Joseph W. Bartlett, Founder of VC Experts.com


The Sarbanes-Oxley Act has, in effect, given an extraordinary weapon to any disgruntled employee who has access to the process of preparing, auditing and/or certifying a public company's financial records and statements. Thus, Section 806 of the Act provides Federal protection (as California has for years) to employees of public companies who act as whistle-blowers. If an employee sees any conduct on the inside which the employee believes might violate the Act, any SEC rule or regulation or any "Federal law relating to fraud against shareholders," the employee has the opportunity to pursue several remedies, including blowing the whistle and seeking reinstatement, back pay, interest, compensatory damages and litigation costs. Any retribution against the employee for acting as a whistle blower may involve criminal sanctions against the responsible parties. In fact one odd way of looking at these sections of the Act is to view them as full employment guarantees. If fired for, say, drunkenness or other misconduct, all the employee has to do to get even is to send the government a letter to the effect that: "I am a whistle blower; I came to [Executive] in the company's management and told him / her that I thought that treatment of a particular item was incorrect and improper. He / she told me to shut up and mind my own business." Whether that statement is true, half true or completely false, it could have a decisive effect, which is to expose the company's management to civil and criminal penalties.

Accordingly, I am searching for ways to neutralize what I believe to be the practical risks. Of course, I am not suggesting deliberate delaying tactics, a cover-up or an evasion of the company's statutory responsibility. The SEC and the Congress have spoken and it is up to the board (including the Audit Committee) and the management to do their best to comply. I do, however, suggest that the boards of small public companies (for example) consider some form of communication on the record be made to all relevant employees, consultants and the company's auditors which (a) is accompanied by the most recent draft of the disclosure statement; (b) calls on the individual to review the same, or at least those parts of the same with which the individual or firm has reason to be familiar; and (c) says, in effect, "speak now or forever hold your peace." The letter could require that the individual, if he (or she) has any edits, objections, amendments or comments of any kind, immediately make those comments known to the appropriate individual.
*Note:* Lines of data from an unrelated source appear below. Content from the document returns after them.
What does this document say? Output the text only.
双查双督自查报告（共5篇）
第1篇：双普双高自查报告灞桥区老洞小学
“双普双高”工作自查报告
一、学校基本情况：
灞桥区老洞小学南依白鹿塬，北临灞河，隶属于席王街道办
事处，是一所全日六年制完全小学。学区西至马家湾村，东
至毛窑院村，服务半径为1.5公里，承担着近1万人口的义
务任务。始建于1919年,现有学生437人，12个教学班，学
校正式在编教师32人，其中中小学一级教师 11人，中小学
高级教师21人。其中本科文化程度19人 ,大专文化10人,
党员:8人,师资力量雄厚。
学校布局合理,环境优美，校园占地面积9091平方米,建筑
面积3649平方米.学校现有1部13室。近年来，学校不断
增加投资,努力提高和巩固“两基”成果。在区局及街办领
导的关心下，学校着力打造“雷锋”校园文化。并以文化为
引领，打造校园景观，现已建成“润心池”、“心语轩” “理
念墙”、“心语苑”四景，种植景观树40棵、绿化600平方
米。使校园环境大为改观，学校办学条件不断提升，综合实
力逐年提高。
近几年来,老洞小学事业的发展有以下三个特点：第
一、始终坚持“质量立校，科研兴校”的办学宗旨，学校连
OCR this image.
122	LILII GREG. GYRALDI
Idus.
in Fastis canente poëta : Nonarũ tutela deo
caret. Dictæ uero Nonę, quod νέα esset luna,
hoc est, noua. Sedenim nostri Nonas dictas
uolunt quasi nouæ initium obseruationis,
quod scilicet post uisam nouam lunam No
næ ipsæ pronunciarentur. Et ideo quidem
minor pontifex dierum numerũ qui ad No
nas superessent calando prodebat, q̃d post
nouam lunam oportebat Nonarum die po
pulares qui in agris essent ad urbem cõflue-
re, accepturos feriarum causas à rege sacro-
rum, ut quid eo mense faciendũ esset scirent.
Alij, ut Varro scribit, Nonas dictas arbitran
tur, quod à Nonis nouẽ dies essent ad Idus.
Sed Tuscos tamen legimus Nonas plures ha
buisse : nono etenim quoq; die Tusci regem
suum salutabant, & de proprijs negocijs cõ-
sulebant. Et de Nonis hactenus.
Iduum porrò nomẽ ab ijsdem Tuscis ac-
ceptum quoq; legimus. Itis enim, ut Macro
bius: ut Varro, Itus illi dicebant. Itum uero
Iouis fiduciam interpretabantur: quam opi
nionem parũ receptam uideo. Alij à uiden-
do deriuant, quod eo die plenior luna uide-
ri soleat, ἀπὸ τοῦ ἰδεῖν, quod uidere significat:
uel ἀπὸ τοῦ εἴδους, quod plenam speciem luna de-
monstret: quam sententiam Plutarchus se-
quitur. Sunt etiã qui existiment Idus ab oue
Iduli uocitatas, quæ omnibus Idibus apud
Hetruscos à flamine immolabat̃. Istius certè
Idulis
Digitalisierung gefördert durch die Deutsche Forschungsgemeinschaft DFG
If there is any suspicion that the individual might be intimidated by a potential loss of his or her employment, the submission may be made in camera to the chair of the audit committee. If there is a problem with that process, the submission could be made anonymously. (There is a serious conversation going on amongst professionals regarding setting up secure mail drops and/or telephone numbers so that employees with a story to tell can tell that story to the audit committee in time for remedial action, vs. going to the Feds ex post facto.)

The point is to reach out to all hands ... and attempt to obtain comments in time to do something about them, and, if there are no comments, to establish that fact ... and for the record.